Und er sprach: Nimm doch deinen Sohn, deinen einzigen, den du liebhast, den Isaak…

Nimm doch [קח נא], ןst stets ein Ausdruck der Bitte. Er sprach zu ihm: „Ich bitte dich, bestehe mir diese Prüfung, damit man nicht sage, an den früheren war nichts Wirkliches“. Deinen Sohn: Da antwortete [Avraham]: „Ich habe zwei Söhne“. Er sprach: „ deinen einzigen“. Da sagte er: „Dieser ist der einzige seiner Mutter, und dieser ist der einzige seiner Mutter“. Er sprach: „den du liebst“, da antwortete er: „Ich liebe beide“. Da sprach er: „den Yitzchaq“. Und warum offenbarte [der Ewige] ihm dies nicht von Anfang an? Um ihn nicht plötzlich zu verwirren; sein Verstand hätte ihn verlassen und verwirrt werden können, und um ihm das Gebot teuer zu machen und ihm für jedes einzelne Wort [seinen] Lohn zu geben.

Rashi zu Gen 22:2

Der Lehrstuhl Bibel und Jüdische Bibelauslegung ist der einzige seiner Art in Deutschland, der sich in Lehre und Forschung mit Text, Überlieferung, exegetischer Rezeption und moderner Deutung der Hebräischen Bibel von der Antike bis in die Neuzeit beschäftigt. Dabei umfasst allein das Forschungsgebiet für die biblische Geschichte und Literatur einen historischen Rahmen von mehr als 1000 Jahren. Nimmt man noch die Quellen zur jüdischen Bibelauslegung in Mittelalter und Neuzeit sowie die Masora als Bindeglied zwischen dem (masoretischen) Bibeltext und seiner Auslegung hinzu, so umfasst dieses Fach idealtypisch mehr als 2500 Jahre, die in literarspezifischen Detailfragen ebenso wie in zunehmend fächerübergreifenden Fragestellungen und Forschungsansätzen überblickt sein wollen. Mit Ausnahme einiger Quellen zur jüdischen Bibelauslegung im 19. und 20. Jahrhundert sind alle entscheidenden Quellen auf Hebräisch und Aramäisch verfasst.
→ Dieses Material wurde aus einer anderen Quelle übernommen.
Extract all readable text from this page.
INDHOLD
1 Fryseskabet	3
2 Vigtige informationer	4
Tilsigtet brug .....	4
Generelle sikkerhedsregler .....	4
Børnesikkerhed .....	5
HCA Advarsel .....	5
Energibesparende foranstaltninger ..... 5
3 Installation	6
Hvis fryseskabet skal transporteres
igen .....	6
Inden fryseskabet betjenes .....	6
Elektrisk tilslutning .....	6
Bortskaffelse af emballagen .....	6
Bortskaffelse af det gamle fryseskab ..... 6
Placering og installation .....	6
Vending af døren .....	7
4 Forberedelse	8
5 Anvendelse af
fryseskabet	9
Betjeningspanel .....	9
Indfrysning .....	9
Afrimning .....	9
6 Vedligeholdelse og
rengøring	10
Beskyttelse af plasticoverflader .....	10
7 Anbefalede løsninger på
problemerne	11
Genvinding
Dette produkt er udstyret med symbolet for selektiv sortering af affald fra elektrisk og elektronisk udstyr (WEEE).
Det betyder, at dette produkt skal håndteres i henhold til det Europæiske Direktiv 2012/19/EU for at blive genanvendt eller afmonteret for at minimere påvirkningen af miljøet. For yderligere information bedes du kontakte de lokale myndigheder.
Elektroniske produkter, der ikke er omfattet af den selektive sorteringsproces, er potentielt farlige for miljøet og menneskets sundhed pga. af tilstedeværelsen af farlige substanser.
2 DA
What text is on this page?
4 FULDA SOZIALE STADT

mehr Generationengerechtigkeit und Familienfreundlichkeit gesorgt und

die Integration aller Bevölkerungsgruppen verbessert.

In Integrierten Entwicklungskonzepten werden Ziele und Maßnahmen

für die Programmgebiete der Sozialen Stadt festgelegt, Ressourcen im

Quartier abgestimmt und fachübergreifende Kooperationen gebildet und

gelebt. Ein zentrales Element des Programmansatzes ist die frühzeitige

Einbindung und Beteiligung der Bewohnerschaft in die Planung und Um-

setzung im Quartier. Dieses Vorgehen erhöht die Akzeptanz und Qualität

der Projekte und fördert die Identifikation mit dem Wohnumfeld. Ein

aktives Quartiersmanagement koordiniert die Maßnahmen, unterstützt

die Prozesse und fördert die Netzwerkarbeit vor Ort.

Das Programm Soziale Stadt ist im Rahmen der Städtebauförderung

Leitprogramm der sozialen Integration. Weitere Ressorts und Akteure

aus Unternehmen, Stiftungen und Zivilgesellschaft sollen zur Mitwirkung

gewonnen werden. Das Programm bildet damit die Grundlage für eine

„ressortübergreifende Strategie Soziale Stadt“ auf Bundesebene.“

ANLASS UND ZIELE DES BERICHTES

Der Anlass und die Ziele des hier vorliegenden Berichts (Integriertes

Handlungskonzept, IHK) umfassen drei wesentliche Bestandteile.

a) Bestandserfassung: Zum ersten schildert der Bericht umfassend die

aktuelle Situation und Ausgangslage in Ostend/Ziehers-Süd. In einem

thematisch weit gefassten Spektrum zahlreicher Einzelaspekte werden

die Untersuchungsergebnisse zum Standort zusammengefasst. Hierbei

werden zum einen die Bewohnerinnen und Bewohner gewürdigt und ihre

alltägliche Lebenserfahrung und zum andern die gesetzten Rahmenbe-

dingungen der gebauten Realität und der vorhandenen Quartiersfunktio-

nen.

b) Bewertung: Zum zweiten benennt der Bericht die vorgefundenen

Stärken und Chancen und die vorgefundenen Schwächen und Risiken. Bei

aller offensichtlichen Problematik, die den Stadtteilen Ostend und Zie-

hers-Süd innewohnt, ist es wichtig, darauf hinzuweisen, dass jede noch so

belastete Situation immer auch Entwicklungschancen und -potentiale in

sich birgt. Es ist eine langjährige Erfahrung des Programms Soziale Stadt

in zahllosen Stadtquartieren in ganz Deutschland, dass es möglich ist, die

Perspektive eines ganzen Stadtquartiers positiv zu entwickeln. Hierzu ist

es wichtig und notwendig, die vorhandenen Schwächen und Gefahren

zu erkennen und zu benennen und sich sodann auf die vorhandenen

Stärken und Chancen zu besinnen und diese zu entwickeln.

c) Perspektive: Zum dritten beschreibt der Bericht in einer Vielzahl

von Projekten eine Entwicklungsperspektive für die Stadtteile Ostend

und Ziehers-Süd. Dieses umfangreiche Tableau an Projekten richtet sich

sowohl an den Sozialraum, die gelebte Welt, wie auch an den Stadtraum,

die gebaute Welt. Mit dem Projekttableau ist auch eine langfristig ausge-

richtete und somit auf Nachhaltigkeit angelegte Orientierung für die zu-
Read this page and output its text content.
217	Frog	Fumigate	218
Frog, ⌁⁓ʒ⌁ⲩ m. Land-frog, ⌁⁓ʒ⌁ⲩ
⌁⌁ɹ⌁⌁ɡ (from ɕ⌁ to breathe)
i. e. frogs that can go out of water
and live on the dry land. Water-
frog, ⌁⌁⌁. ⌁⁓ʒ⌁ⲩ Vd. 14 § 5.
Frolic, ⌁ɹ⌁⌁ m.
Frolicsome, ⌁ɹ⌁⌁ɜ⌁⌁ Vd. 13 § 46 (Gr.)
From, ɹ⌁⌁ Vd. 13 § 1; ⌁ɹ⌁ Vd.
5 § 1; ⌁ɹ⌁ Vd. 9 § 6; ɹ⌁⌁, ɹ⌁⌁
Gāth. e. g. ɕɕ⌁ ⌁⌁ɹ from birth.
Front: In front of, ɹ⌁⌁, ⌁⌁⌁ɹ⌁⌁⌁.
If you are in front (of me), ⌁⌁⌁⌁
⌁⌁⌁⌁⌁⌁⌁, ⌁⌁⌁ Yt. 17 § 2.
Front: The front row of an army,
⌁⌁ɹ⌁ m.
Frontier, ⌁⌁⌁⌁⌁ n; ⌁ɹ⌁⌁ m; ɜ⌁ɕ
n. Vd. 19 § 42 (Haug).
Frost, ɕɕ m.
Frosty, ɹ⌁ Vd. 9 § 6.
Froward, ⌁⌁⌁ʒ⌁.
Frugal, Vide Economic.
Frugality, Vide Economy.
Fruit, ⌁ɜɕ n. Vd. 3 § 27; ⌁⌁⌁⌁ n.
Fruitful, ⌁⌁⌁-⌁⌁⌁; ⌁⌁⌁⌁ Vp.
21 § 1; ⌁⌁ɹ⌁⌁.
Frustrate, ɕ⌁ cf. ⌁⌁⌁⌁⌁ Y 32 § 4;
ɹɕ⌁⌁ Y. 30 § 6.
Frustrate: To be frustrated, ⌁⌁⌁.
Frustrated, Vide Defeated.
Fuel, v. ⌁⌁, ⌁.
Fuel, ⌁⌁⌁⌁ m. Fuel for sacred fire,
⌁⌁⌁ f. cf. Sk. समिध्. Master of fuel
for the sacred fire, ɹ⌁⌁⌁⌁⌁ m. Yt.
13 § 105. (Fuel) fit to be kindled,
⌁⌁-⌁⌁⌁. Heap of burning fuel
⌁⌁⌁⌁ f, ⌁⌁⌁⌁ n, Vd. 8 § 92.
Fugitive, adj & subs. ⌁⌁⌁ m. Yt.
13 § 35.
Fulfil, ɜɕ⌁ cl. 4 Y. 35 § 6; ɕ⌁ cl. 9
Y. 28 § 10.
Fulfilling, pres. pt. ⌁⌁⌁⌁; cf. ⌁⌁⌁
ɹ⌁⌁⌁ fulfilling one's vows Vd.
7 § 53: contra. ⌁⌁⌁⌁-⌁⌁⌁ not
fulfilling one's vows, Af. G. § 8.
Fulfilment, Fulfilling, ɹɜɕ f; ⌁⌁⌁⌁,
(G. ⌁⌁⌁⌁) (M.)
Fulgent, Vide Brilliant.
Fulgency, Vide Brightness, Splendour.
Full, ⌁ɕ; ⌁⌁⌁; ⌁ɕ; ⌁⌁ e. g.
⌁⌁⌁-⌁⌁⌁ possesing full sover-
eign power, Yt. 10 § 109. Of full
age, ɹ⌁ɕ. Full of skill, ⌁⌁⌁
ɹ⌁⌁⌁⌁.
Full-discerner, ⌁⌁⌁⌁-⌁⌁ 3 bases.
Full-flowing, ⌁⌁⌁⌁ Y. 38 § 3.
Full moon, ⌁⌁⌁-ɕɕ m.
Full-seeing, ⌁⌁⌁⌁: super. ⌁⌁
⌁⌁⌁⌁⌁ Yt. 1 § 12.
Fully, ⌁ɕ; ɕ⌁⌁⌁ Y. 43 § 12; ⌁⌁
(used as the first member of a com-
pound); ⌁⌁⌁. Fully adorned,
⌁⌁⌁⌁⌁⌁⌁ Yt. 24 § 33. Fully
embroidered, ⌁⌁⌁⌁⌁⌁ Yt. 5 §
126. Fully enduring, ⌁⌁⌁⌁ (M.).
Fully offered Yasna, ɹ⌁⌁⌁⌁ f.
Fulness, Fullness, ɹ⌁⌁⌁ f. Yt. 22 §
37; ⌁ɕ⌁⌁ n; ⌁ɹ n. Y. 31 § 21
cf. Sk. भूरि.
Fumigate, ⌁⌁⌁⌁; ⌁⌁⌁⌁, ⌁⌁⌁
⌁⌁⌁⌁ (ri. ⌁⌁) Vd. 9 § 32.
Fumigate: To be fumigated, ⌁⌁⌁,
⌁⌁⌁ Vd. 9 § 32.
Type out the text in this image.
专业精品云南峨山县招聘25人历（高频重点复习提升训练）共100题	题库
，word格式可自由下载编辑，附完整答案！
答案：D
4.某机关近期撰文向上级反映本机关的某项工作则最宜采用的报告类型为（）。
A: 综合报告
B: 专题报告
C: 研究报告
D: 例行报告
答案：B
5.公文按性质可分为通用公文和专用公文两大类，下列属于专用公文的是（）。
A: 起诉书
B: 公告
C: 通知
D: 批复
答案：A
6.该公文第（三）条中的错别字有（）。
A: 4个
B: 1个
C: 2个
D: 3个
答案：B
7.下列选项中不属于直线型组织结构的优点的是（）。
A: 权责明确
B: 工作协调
Am Heidelberger Lehrstuhl liegen die Schwerpunkte zum einen auf der masoretischen Bibeltext- und Manuskriptforschung (9.–13. Jahrhundert), zum anderem auf den Quellen zur jüdischen Bibelauslegung von der ersten Hälfte des 10. bis zur 2. Hälfte des 13. Jahrhunderts sowie auf dem 19. und 20. Jahrhundert.

Forschungsschwerpunkte

Erst die sog. Masora aus Eretz Israel, d.h. der masoretische Hypertext mit Vokalisation, Akzentsetzung und Beifügung verschiedener Annotationen lässt den antiken Konsonantentext (Qumran) zum mittelalterlichen masoretischen Text werden. Ziel der Forschungen am Lehrstuhl ist die erstmalige Aufarbeitung der westeuropäischen (ashkenasischen) Masora-Tradition zwischen dem 11. und 15. Jahrhundert, die sich von der orientalischen Masora philologisch und in ihrem äußeren Erscheinungsbild als masora figurata unterscheidet. Dabei geht es auch um den Inkulturationsprozess der Masora und des Hebräischen Bibeltextes in die christliche Umwelt (Architektur; Buchkunst) hinein.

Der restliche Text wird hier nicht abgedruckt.